Channel Partners

March 21, 2006

2 Min Read
Executives Roundtable Shares Stories on Companies' Extreme Makeovers

It may sound like a cable TV show, but Monday’s “Extreme Makeover” session showed COMPTEL PLUS attendees that competitors are nimble and can evolve their business models in the face of technological and regulatory changes.

Joseph Sandri Jr., senior vice president, First Avenue Networks; Bill LaPerch, president and CEO, AboveNet; Bill Capraro, CEO, CIMCO Communications Inc.; and Hank Carabelli, president and CEO, Pac-West Telecomm, shared their experiences transforming their respective businesses. The panel was moderated by Jason Oxman, COMPTEL’s senior vice president of legal and international affairs.

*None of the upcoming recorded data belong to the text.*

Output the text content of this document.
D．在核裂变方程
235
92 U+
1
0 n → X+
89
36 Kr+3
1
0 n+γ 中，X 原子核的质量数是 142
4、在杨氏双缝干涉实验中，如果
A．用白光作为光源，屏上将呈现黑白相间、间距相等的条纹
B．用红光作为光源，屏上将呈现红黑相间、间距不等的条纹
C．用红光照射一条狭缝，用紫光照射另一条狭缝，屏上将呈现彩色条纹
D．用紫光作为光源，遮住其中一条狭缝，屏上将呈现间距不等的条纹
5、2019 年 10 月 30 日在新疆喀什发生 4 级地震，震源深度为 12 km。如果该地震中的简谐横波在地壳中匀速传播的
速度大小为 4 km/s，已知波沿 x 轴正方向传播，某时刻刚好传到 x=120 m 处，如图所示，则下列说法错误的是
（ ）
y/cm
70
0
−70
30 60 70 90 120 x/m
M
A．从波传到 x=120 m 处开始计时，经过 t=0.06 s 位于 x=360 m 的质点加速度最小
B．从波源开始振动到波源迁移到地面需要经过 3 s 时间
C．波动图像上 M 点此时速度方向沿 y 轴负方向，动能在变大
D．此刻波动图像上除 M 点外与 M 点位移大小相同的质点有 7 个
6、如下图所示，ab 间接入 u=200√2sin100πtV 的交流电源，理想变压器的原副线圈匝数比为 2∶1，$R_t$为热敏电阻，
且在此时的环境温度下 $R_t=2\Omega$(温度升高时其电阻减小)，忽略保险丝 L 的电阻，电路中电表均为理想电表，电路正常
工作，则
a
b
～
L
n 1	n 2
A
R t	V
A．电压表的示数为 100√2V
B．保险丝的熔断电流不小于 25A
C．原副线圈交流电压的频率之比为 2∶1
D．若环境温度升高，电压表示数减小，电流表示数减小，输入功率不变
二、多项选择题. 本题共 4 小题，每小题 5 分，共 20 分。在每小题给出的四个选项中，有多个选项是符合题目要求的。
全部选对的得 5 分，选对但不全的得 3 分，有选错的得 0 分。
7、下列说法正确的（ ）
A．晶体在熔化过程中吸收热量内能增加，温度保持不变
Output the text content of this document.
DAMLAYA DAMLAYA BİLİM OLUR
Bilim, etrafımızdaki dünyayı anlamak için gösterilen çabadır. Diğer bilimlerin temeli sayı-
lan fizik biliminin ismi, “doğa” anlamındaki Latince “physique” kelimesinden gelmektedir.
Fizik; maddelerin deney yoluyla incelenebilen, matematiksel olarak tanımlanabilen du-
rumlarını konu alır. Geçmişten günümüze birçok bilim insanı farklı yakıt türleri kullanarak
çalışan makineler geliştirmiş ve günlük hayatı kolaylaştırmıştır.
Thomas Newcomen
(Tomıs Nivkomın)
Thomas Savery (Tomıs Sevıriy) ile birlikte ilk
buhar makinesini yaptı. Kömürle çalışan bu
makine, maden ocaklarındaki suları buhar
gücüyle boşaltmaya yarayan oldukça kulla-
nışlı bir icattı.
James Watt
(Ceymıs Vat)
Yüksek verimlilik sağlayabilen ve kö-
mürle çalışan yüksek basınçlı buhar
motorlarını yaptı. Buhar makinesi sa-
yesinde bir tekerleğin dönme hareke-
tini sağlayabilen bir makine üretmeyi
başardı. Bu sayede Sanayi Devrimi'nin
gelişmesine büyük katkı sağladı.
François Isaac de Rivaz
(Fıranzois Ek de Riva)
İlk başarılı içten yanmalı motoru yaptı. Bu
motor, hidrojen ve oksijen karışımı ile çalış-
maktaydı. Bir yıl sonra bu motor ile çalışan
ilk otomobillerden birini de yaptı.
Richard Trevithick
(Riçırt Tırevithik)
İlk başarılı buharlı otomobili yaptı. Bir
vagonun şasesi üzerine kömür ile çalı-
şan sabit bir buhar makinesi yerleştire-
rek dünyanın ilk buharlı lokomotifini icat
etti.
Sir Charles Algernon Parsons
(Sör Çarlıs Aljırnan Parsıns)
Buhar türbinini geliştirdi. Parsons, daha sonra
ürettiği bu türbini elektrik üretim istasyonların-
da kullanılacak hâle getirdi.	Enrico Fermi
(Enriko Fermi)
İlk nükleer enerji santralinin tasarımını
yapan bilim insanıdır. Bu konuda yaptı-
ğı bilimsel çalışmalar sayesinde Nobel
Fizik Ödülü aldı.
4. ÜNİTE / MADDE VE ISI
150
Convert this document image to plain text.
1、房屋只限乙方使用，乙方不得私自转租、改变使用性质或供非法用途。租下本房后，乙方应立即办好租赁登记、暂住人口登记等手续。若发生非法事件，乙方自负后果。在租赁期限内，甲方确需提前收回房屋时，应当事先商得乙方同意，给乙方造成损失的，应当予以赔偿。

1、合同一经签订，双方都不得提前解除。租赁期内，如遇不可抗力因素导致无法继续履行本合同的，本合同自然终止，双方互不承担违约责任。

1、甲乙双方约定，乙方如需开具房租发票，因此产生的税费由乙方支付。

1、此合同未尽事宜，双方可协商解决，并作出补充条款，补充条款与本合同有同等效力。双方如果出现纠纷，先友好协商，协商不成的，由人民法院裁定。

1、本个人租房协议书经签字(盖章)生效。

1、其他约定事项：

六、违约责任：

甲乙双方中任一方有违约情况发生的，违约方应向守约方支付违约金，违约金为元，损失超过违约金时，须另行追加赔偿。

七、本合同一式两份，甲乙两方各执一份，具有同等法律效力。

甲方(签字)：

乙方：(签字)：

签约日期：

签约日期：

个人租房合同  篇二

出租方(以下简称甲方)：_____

CIMCO, for example, started as a payphone provider, then an SDN reseller, then became a data services provider in the ’90s and a local reseller in the late ’90s. “Eighteen of 21 years were spent as a reseller,” said Capraro. “It was going really great. Then, overnight, UNE-P was taken away.” This caused CIMCO’s makeover, which included a move to facilities over 18 months, ending at the close of 2005. “We had to rebuild. It took longer and was more expensive than I thought it would be. It’s a much better place to be once you get there. We had to change just about everything we did. It was a tough job, but I would recommend it.”

Carabelli said Pac-West caught many waves of change and that the company is in a continual transformation process. Eighteen months ago, the company divested its SMB customer base and decided to become an enabler for other branded phone companies; it is expanding nationwide and is midstream in its transformation. “There were a lot of obstacles — one was brand, pure market power,” he said. “It can be a competitive market, but Pac-West isn’t going to be slugging it out with the Bells.”

Sandri said First Avenue is trying to avoid remaking the mistakes of early entrants in the fixed wireless business. “There’s only so much to be learned from the second kick of a mule,” he said, quoting his grandfather. “A lot of us rushed into fixed wireless as a ‘build it and they will come’ model. We are using a success-based model.”

La Perch noted AboveNet’s extreme makeover was bankruptcy-induced. “It wasn’t about profit and margin; it was about market share,” he said, recalling the errant direction of the early ’90s. The company spent 15 months in Chapter 11 and pared down its three business focus areas to just one — providing metro access solutions. “We are taking a focused, disciplined approach,” he said, noting that AboveNet takes care to understand the metrics of every deal on day one.